Spider-Man's lost lustre

This article is more than 12 years old
Modern incarnations of superheroes are shadows of the fresh, dignified Marvel comic originals

There's a fine line between rejuvenation of a tired franchise and flogging a dead horse. The job of PR is to make that horse look thrillingly virile, blinding us momentarily to the maggots in its hide, distracting us from the almighty pong of its decomposition. When it comes to the superheroes that have been part of America's cultural landscape for the last 70 years, the PR brigade is working overtime.

The latest news from the boardrooms of Marvel Comics is that Spider-Man is to be relaunched as a half-black, half-Hispanic character. Yes, Peter Parker will become Miles Morales. Axel Alonso, Marvel's chief editor has declared: "When Spider-Man peels back that mask, there will be a whole new demographic of kids who we'll be reaching on a new spiritual level. We wanted to make a statement about the 21st century."

All very Barack Obama. But let's have a reality check here. Spider-Man was invented 50 years ago, and swiftly became Marvel's most popular character. The company did what companies always do when a product hits big: they manufactured more product. The original Amazing Spider-Man magazine was joined by Spectacular Spider-Man, Web of Spider-Man, Spider-Man Family, Ultimate Spider-Man and many, many others. Thousands of storylines were spun, each increasingly desperate to milk some more web-fluid out of the property. Each super-villain was killed and reanimated and re-killed ad infinitum. Spidey's secret identity was revealed, re-hidden, revealed, re-hidden. Fans gawped in exasperation when Peter Parker's moribund Aunt May was finally shot, only for Peter to make a bargain with the demon Mephisto to resurrect her in exchange for the erasure of Peter's marriage to Mary Jane. Confused? It gets a lot more complicated than this.

Most cynical of all has been the Ultimate series of storylines, set in an alternate universe. It's here that the half-black, half-Hispanic Spider-Man has been floated, while his white counterpart continues to reign supreme in the regular comics – how's that for tokenism? Despite the "change-we-can-believe-in" oratory of the Marvel spinmeisters, it's understood that nothing in the Ultimate universe matters a damn. In these storylines, Marvel's heroes and heroines are brusquely decapitated, drowned, strangled, raped, eaten and so on. Spider-Man was blown up in Ultimatum #4 last year, then killed again in Ultimate Spider-Man #160 this June.

In truth, few people care anymore what happens in the comics.

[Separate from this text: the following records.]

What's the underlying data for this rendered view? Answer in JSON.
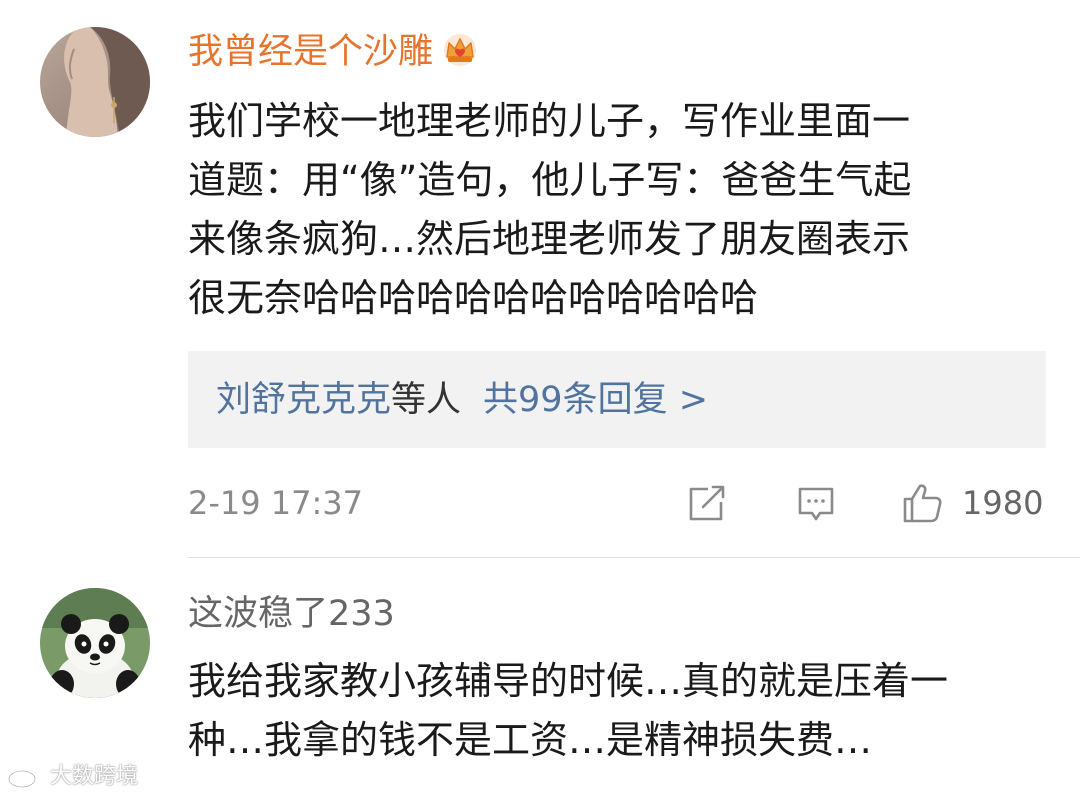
{
  "comments": [
    {
      "username": "我曾经是个沙雕",
      "avatar_icon": "woman-profile-avatar",
      "badge_icon": "crown-icon",
      "text": "我们学校一地理老师的儿子，写作业里面一\n道题：用“像”造句，他儿子写：爸爸生气起\n来像条疯狗…然后地理老师发了朋友圈表示\n很无奈哈哈哈哈哈哈哈哈哈哈哈哈",
      "replies": {
        "names": "刘舒克克克",
        "suffix": "等人",
        "count_text": "共99条回复 >"
      },
      "timestamp": "2-19 17:37",
      "like_count": "1980"
    },
    {
      "username": "这波稳了233",
      "avatar_icon": "panda-avatar",
      "text": "我给我家教小孩辅导的时候…真的就是压着一\n种…我拿的钱不是工资…是精神损失费…"
    }
  ],
  "watermark": {
    "text": "大数跨境"
  },
  "colors": {
    "vip_username": "#e8742b",
    "username": "#666666",
    "link_blue": "#51749e",
    "meta_gray": "#8a8a8a",
    "reply_bg": "#f2f2f2"
  }
}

Marvel, after a series of corporate takeovers, is now a plaything of the Disney conglomerate. Sales of comics have plummeted since their heyday in the 1960s and 70s. As this week's promotional images of a new Superman film remind us, movies are where the money is these days. In Warner Bros' forthcoming Man of Steel, Henry Cavill has been beefing up for the role, and offers us this profound meditation on the significance of donning the fabled costume: "It's extremely cool." Cavill, typical of the actors chosen to play superheroes these days, comes across as a narcissistic hunk who wouldn't recognise heroism if it bit him on the biceps. He joins Ryan Reynolds's gauchely insincere Green Lantern, Chris Hemsworth's gravitas-free Thor, Christian Bale's shark-eyed, hollow Batman, and all those preening, vacuous X-People. Peel off the gloss and the CGI, and you'll see a horde of dead horses shambling towards you.